Agenturmeldungen, ddp, 16.28 Uhr, 15.10.2002
Sachsen verfehlt Ziel bei Wiederaufbau
Planungssicherheit erst bei Hälfte der flutgeschädigten Firmen - Gillo beklagt zu wenig Anträge
Dresden (ddp-lsc). Zwei Monate nach der Flut hat Sachsen ein selbst gestecktes Ziel beim Wiederaufbau verfehlt. Wirtschaftsminister Martin Gillo (parteilos) räumte am Dienstag ein, dass derzeit erst für die Hälfte der geschädigten Unternehmen im Freistaat Planungssicherheit bestehe. Allerdings hätten viele Betriebe noch keine Hilfe bei der Sächsischen Aufbaubank beantragt. Ein Grund für diese Zurückhaltung sind nach Ansicht der Industrie- und Handelskammern (IHK) auch die ausstehenden Versicherungsleistungen. Vertreter der Opposition übten unterdessen Kritik an Gillo.

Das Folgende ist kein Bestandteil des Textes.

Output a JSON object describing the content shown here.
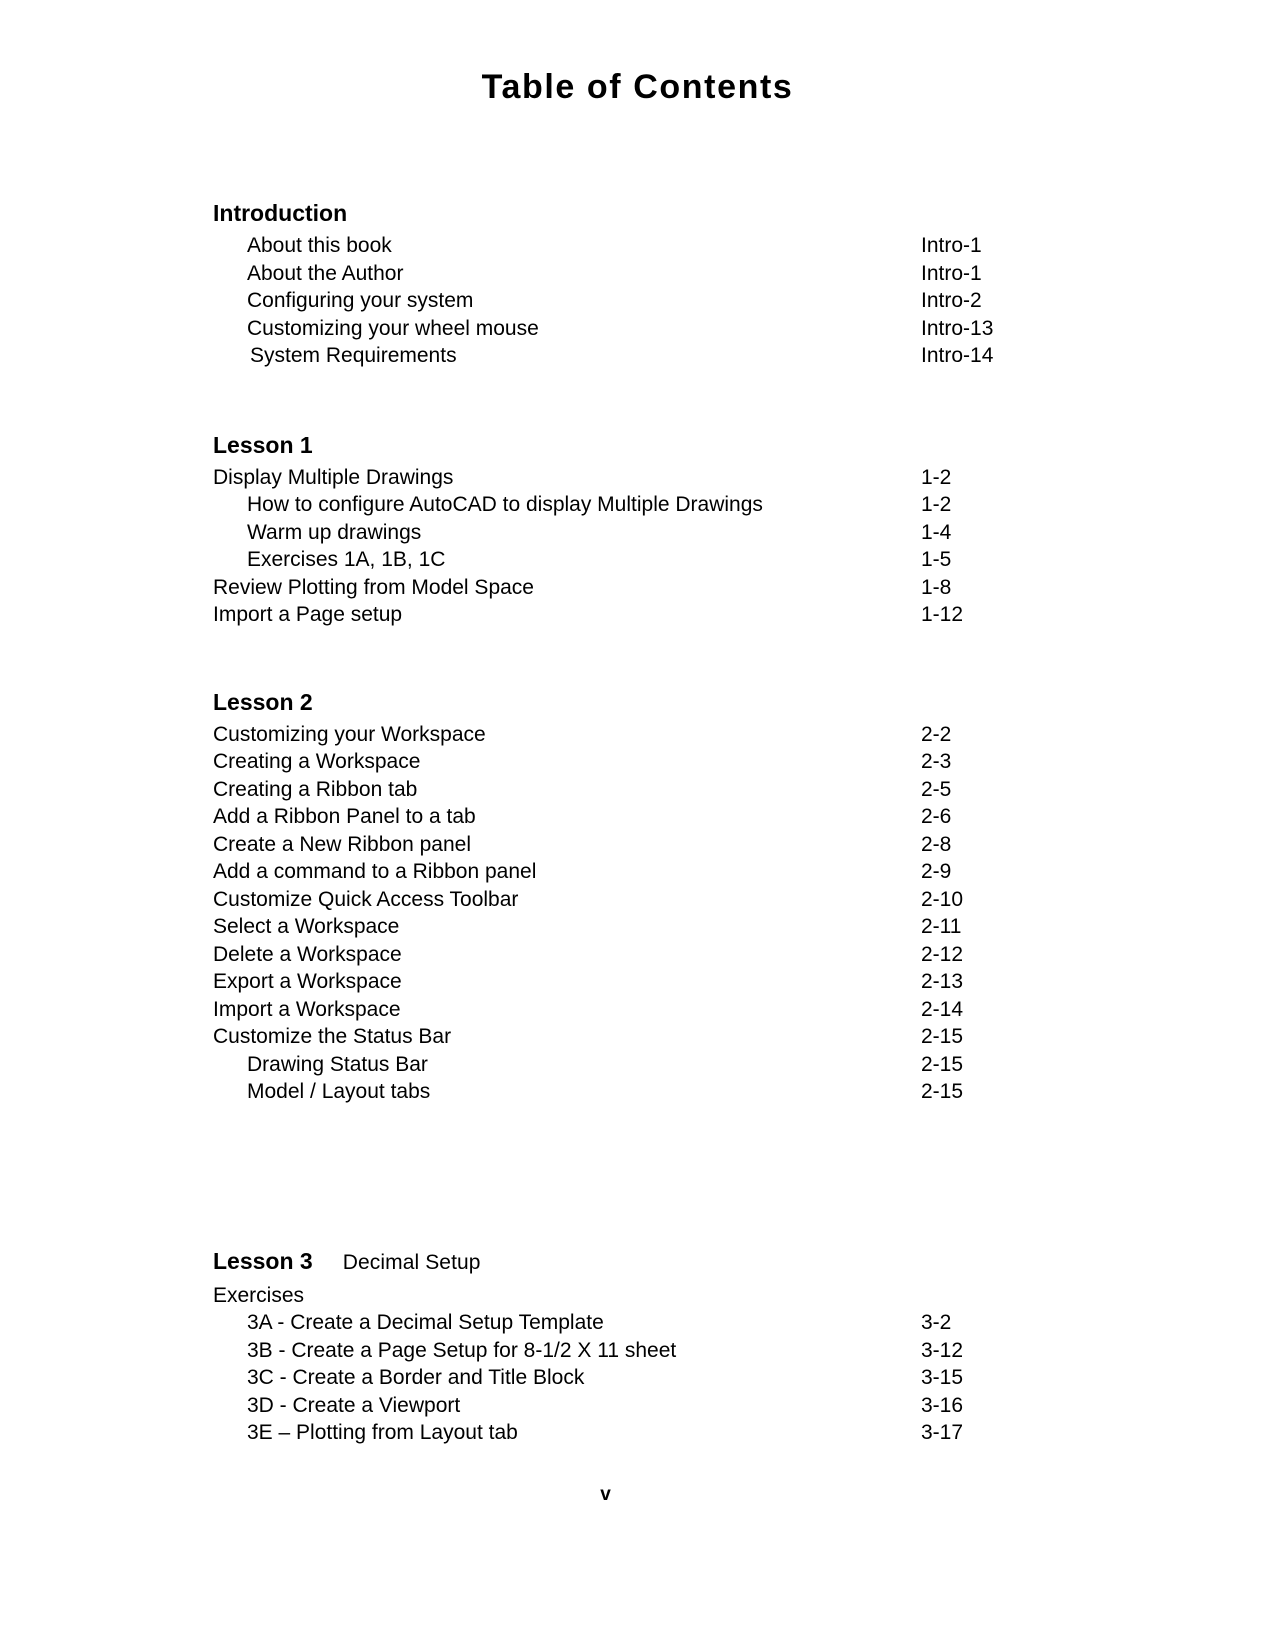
{
  "document": {
    "title": "Table of Contents",
    "page_label": "v"
  },
  "sections": [
    {
      "heading": "Introduction",
      "heading_note": "",
      "entries": [
        {
          "label": "About this book",
          "page": "Intro-1",
          "indent": 1
        },
        {
          "label": "About the Author",
          "page": "Intro-1",
          "indent": 1
        },
        {
          "label": "Configuring your system",
          "page": "Intro-2",
          "indent": 1
        },
        {
          "label": "Customizing your wheel mouse",
          "page": "Intro-13",
          "indent": 1
        },
        {
          "label": "System Requirements",
          "page": "Intro-14",
          "indent": 2
        }
      ]
    },
    {
      "heading": "Lesson 1",
      "heading_note": "",
      "entries": [
        {
          "label": "Display Multiple Drawings",
          "page": "1-2",
          "indent": 0
        },
        {
          "label": "How to configure AutoCAD to display Multiple Drawings",
          "page": "1-2",
          "indent": 1
        },
        {
          "label": "Warm up drawings",
          "page": "1-4",
          "indent": 1
        },
        {
          "label": "Exercises  1A,  1B,  1C",
          "page": "1-5",
          "indent": 1
        },
        {
          "label": "Review Plotting from Model Space",
          "page": "1-8",
          "indent": 0
        },
        {
          "label": "Import a Page setup",
          "page": "1-12",
          "indent": 0
        }
      ]
    },
    {
      "heading": "Lesson 2",
      "heading_note": "",
      "entries": [
        {
          "label": "Customizing your Workspace",
          "page": "2-2",
          "indent": 0
        },
        {
          "label": "Creating a Workspace",
          "page": "2-3",
          "indent": 0
        },
        {
          "label": "Creating a Ribbon tab",
          "page": "2-5",
          "indent": 0
        },
        {
          "label": "Add a Ribbon Panel to a tab",
          "page": "2-6",
          "indent": 0
        },
        {
          "label": "Create a New Ribbon panel",
          "page": "2-8",
          "indent": 0
        },
        {
          "label": "Add a command to a Ribbon panel",
          "page": "2-9",
          "indent": 0
        },
        {
          "label": "Customize Quick Access Toolbar",
          "page": "2-10",
          "indent": 0
        },
        {
          "label": "Select a Workspace",
          "page": "2-11",
          "indent": 0
        },
        {
          "label": "Delete a Workspace",
          "page": "2-12",
          "indent": 0
        },
        {
          "label": "Export a Workspace",
          "page": "2-13",
          "indent": 0
        },
        {
          "label": "Import a Workspace",
          "page": "2-14",
          "indent": 0
        },
        {
          "label": "Customize the Status Bar",
          "page": "2-15",
          "indent": 0
        },
        {
          "label": "Drawing Status Bar",
          "page": "2-15",
          "indent": 1
        },
        {
          "label": "Model / Layout tabs",
          "page": "2-15",
          "indent": 1
        }
      ]
    },
    {
      "heading": "Lesson 3",
      "heading_note": "Decimal Setup",
      "entries": [
        {
          "label": "Exercises",
          "page": "",
          "indent": 0
        },
        {
          "label": "3A - Create a Decimal Setup Template",
          "page": "3-2",
          "indent": 1
        },
        {
          "label": "3B - Create a Page Setup for 8-1/2 X 11 sheet",
          "page": "3-12",
          "indent": 1
        },
        {
          "label": "3C - Create a Border and Title Block",
          "page": "3-15",
          "indent": 1
        },
        {
          "label": "3D - Create a Viewport",
          "page": "3-16",
          "indent": 1
        },
        {
          "label": "3E – Plotting from Layout tab",
          "page": "3-17",
          "indent": 1
        }
      ]
    }
  ]
}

Für 90 Prozent der geschädigten Unternehmen hatte der Ressortchef bis Mitte Oktober Planungssicherheit versprochen. «Wir können aber erst an unserem Versprechen gemessen werden, wenn alle Anträge vorliegen», betonte er. Bislang seien insgesamt etwa 5200 Anträge von der Sächsischen Aufbaubank bewilligt worden. Allerdings seien erst 5700 Anträge eingegangen, betonte Gillo.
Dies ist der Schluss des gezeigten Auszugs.